AI Documentation Generator

ROLE

Personal Project

TECHNOLOGIES

Python, Ollama, LLMs

Brief

CodeDoc is a lightweight tool that leverages open-source LLMs to automatically generate documentation and unit tests for Python code. It runs entirely locally using Ollama, requiring no API keys or cloud services.

The tool addresses a common challenge in software development: maintaining comprehensive documentation and test coverage.

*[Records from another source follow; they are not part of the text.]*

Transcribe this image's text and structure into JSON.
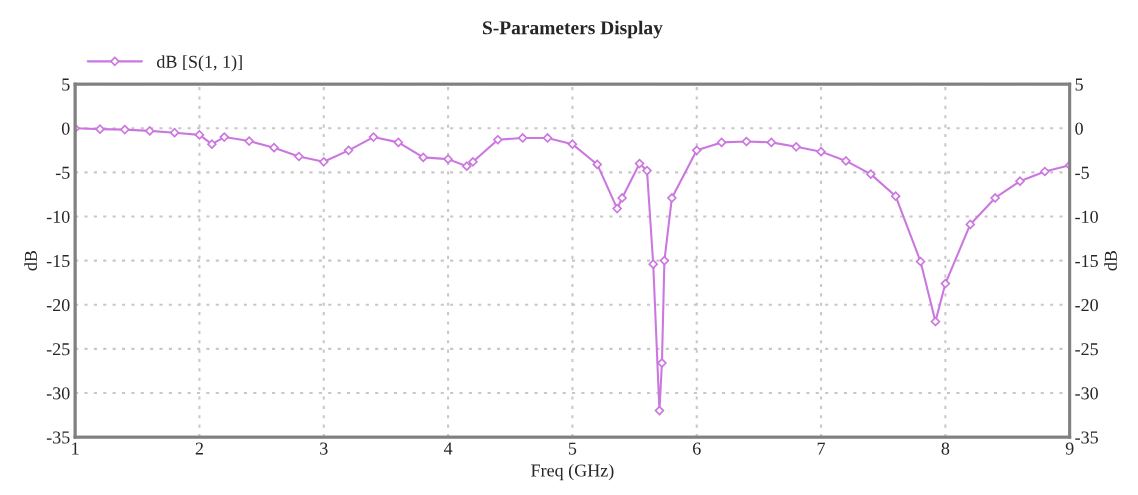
{
  "chart_data": {
    "type": "line",
    "title": "S-Parameters Display",
    "xlabel": "Freq (GHz)",
    "ylabel": "dB",
    "y2label": "dB",
    "x": [
      1.0,
      1.2,
      1.4,
      1.6,
      1.8,
      2.0,
      2.1,
      2.2,
      2.4,
      2.6,
      2.8,
      3.0,
      3.2,
      3.4,
      3.6,
      3.8,
      4.0,
      4.15,
      4.2,
      4.4,
      4.6,
      4.8,
      5.0,
      5.2,
      5.36,
      5.4,
      5.54,
      5.6,
      5.65,
      5.7,
      5.72,
      5.74,
      5.8,
      6.0,
      6.2,
      6.4,
      6.6,
      6.8,
      7.0,
      7.2,
      7.4,
      7.6,
      7.8,
      7.92,
      8.0,
      8.2,
      8.4,
      8.6,
      8.8,
      9.0
    ],
    "series": [
      {
        "name": "dB [S(1, 1)]",
        "color": "#cc77e0",
        "values": [
          0,
          -0.1,
          -0.15,
          -0.3,
          -0.5,
          -0.75,
          -1.8,
          -1.0,
          -1.45,
          -2.2,
          -3.2,
          -3.8,
          -2.5,
          -1.0,
          -1.6,
          -3.3,
          -3.5,
          -4.3,
          -3.8,
          -1.3,
          -1.1,
          -1.1,
          -1.8,
          -4.1,
          -9.1,
          -7.9,
          -4.0,
          -4.8,
          -15.4,
          -32.0,
          -26.6,
          -15.0,
          -7.9,
          -2.5,
          -1.6,
          -1.5,
          -1.6,
          -2.1,
          -2.65,
          -3.7,
          -5.2,
          -7.7,
          -15.1,
          -21.9,
          -17.6,
          -10.9,
          -7.9,
          -6.0,
          -4.9,
          -4.2
        ]
      }
    ],
    "xlim": [
      1,
      9
    ],
    "xticks": [
      1,
      2,
      3,
      4,
      5,
      6,
      7,
      8,
      9
    ],
    "ylim": [
      -35,
      5
    ],
    "yticks": [
      -35,
      -30,
      -25,
      -20,
      -15,
      -10,
      -5,
      0,
      5
    ],
    "y2lim": [
      -35,
      5
    ],
    "y2ticks": [
      -35,
      -30,
      -25,
      -20,
      -15,
      -10,
      -5,
      0,
      5
    ],
    "grid": true,
    "legend": "top left",
    "marker": "diamond",
    "line_style": "solid"
  }
}
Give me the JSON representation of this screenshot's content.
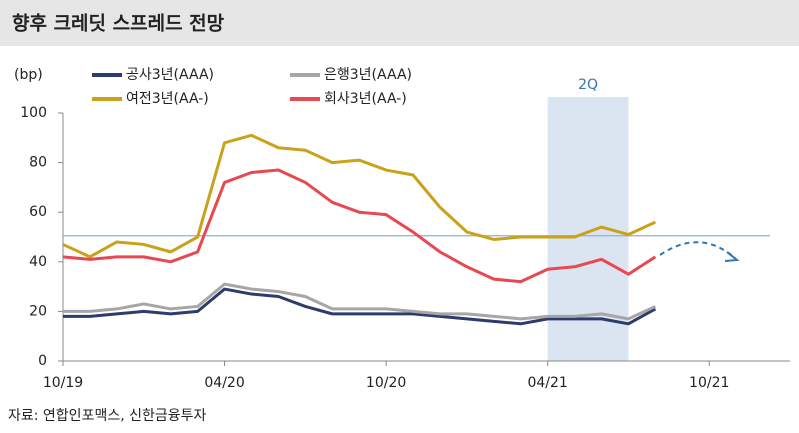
{
  "chart_data": {
    "type": "line",
    "title": "향후 크레딧 스프레드 전망",
    "y_unit": "(bp)",
    "source": "자료: 연합인포맥스, 신한금융투자",
    "x": [
      "10/19",
      "11/19",
      "12/19",
      "01/20",
      "02/20",
      "03/20",
      "04/20",
      "05/20",
      "06/20",
      "07/20",
      "08/20",
      "09/20",
      "10/20",
      "11/20",
      "12/20",
      "01/21",
      "02/21",
      "03/21",
      "04/21",
      "05/21",
      "06/21",
      "07/21",
      "08/21"
    ],
    "series": [
      {
        "name": "공사3년(AAA)",
        "color": "#2e3b6e",
        "values": [
          18,
          18,
          19,
          20,
          19,
          20,
          29,
          27,
          26,
          22,
          19,
          19,
          19,
          19,
          18,
          17,
          16,
          15,
          17,
          17,
          17,
          15,
          21
        ]
      },
      {
        "name": "은행3년(AAA)",
        "color": "#a6a6a6",
        "values": [
          20,
          20,
          21,
          23,
          21,
          22,
          31,
          29,
          28,
          26,
          21,
          21,
          21,
          20,
          19,
          19,
          18,
          17,
          18,
          18,
          19,
          17,
          22
        ]
      },
      {
        "name": "여전3년(AA-)",
        "color": "#c9a21a",
        "values": [
          47,
          42,
          48,
          47,
          44,
          50,
          88,
          91,
          86,
          85,
          80,
          81,
          77,
          75,
          62,
          52,
          49,
          50,
          50,
          50,
          54,
          51,
          56
        ]
      },
      {
        "name": "회사3년(AA-)",
        "color": "#e8484f",
        "values": [
          42,
          41,
          42,
          42,
          40,
          44,
          72,
          76,
          77,
          72,
          64,
          60,
          59,
          52,
          44,
          38,
          33,
          32,
          37,
          38,
          41,
          35,
          42
        ]
      }
    ],
    "xlim": [
      "10/19",
      "01/22"
    ],
    "xticks": [
      "10/19",
      "04/20",
      "10/20",
      "04/21",
      "10/21"
    ],
    "ylim": [
      0,
      100
    ],
    "yticks": [
      0,
      20,
      40,
      60,
      80,
      100
    ],
    "reference_line": 50.5,
    "reference_color": "#8fb0cc",
    "shade": {
      "from": "04/21",
      "to": "07/21",
      "label": "2Q",
      "color": "#dbe5f1"
    }
  }
}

By automating these tasks, it helps developers focus on writing core functionality while ensuring their code remains well-documented and tested.

Implementation

Built the complete pipeline for code analysis and generation:

  • Integrated Ollama for local LLM inference with support for multiple models (Llama 3.2, CodeLlama, Mistral)
  • Designed prompt templates for generating docstrings, module documentation, and pytest-compatible unit tests
  • Implemented evaluation metrics to track performance (response time, token usage) and quality (completeness, syntax validity)
  • Created a command-line interface for flexible workflows (documentation only, tests only, or both)

Technical Details

The system consists of modular components that work together to analyze code and generate outputs:

Key Components

  1. LLM Handler: Manages connections to Ollama and handles model inference with configurable parameters
  2. Documentation Generator: Analyzes Python files to create docstrings and inline comments for functions and classes
  3. Test Generator: Produces pytest-compatible unit tests with edge cases and proper assertions
  4. Evaluator: Tracks performance metrics and provides comparative analysis between different models

Key Features

Automatic Documentation Generation

Generates comprehensive docstrings following Python conventions, module-level documentation, and inline comments for complex logic.

Unit Test Generation

Creates pytest-compatible test cases that cover normal cases, edge cases, and error conditions with proper test structure.

Model Comparison

Includes evaluation metrics to compare different LLM models based on speed, token efficiency, and output quality.

Technical Challenges

Addressed several challenges in working with LLMs for code generation:

  • Prompt Engineering: Iteratively refined prompts to generate syntactically correct and contextually relevant outputs
  • Context Window Management: Handled large Python files by intelligently chunking code while maintaining context
  • Output Validation: Implemented syntax checking to ensure generated documentation and tests are valid Python code

Takeaways

This project demonstrated the practical application of LLMs for developer tooling. I learned about prompt engineering techniques, the importance of evaluation metrics in assessing LLM outputs, and how to design modular systems that can work with different models. The experience highlighted both the capabilities and limitations of current open-source LLMs for code understanding tasks.